Projeto de Lei do Saneamento Básico - A definição do marco regulatório do setor?
Há anos o Brasil vem tentando estabelecer um marco regulatório para a área de saneamento básico sem muito sucesso. Grande parte desta dificuldade decorre das discussões acerca do ente federativo competente para prestar os serviços de saneamento básico.
terça-feira, 14 de novembro de 2006
Atualizado em 13 de novembro de 2006 16:08
Projeto de Lei do Saneamento Básico - A definição do marco regulatório do setor?
Pedro Augusto da Cruz Nunes *
Fernanda Souto Pacheco *
1. - Introdução
Há anos o Brasil vem tentando estabelecer um marco regulatório para a área de saneamento básico sem muito sucesso. Grande parte desta dificuldade decorre das discussões acerca do ente federativo competente para prestar os serviços de saneamento básico.
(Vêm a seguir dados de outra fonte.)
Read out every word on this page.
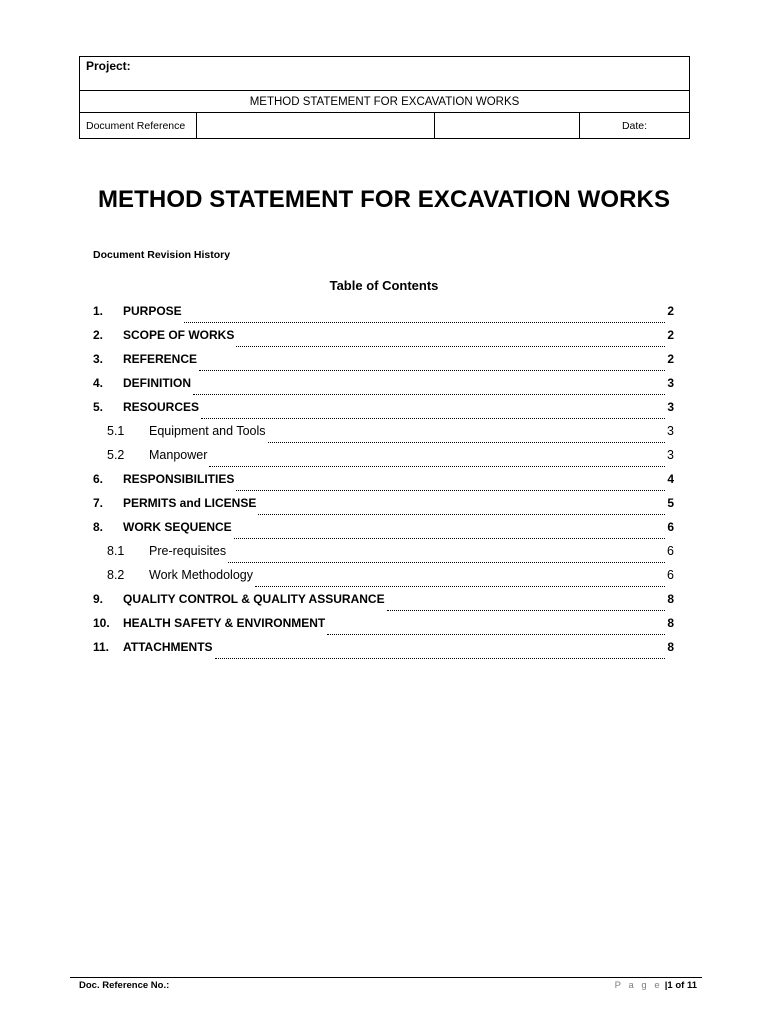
Project:
METHOD STATEMENT FOR EXCAVATION WORKS
Document Reference			Date:
METHOD STATEMENT FOR EXCAVATION WORKS
Document Revision History
Table of Contents
1.	PURPOSE	2
2.	SCOPE OF WORKS	2
3.	REFERENCE	2
4.	DEFINITION	3
5.	RESOURCES	3
5.1	Equipment and Tools	3
5.2	Manpower	3
6.	RESPONSIBILITIES	4
7.	PERMITS and LICENSE	5
8.	WORK SEQUENCE	6
8.1	Pre-requisites	6
8.2	Work Methodology	6
9.	QUALITY CONTROL & QUALITY ASSURANCE	8
10.	HEALTH SAFETY & ENVIRONMENT	8
11.	ATTACHMENTS	8
Doc. Reference No.:	P a g e |1 of 11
Isso porque a Constituição Federal não estabelece expressa e claramente a titularidade desses serviços ao tratar do assunto, gerando uma polêmica que, até os dias de hoje, vem causando entraves para a elaboração de uma política nacional eficaz que possa contribuir para melhoria do déficit brasileiro no setor.
No entanto, após anos de discussão, a Comissão Mista de Saneamento, cujo relator é o Deputado Júlio Lopes, apresentou o Projeto de Lei nº 219 de 2006 (clique aqui) (o "Projeto"), estabelecendo as diretrizes nacionais para o saneamento básico para aprovação. O Projeto, que representa o marco regulatório do saneamento básico no Brasil, já foi aprovado pelo Senado Federal e agora será submetido à Câmara dos Deputados. Caso seja aprovado pela Câmara, o Projeto segue para sanção presidencial e promulgação. Se houver emendas da Câmara, volta para o Senado, que as analisará (podendo aprová-las ou rejeitá-las) e, em seguida, encaminhará para o presidente para sanção e promulgação.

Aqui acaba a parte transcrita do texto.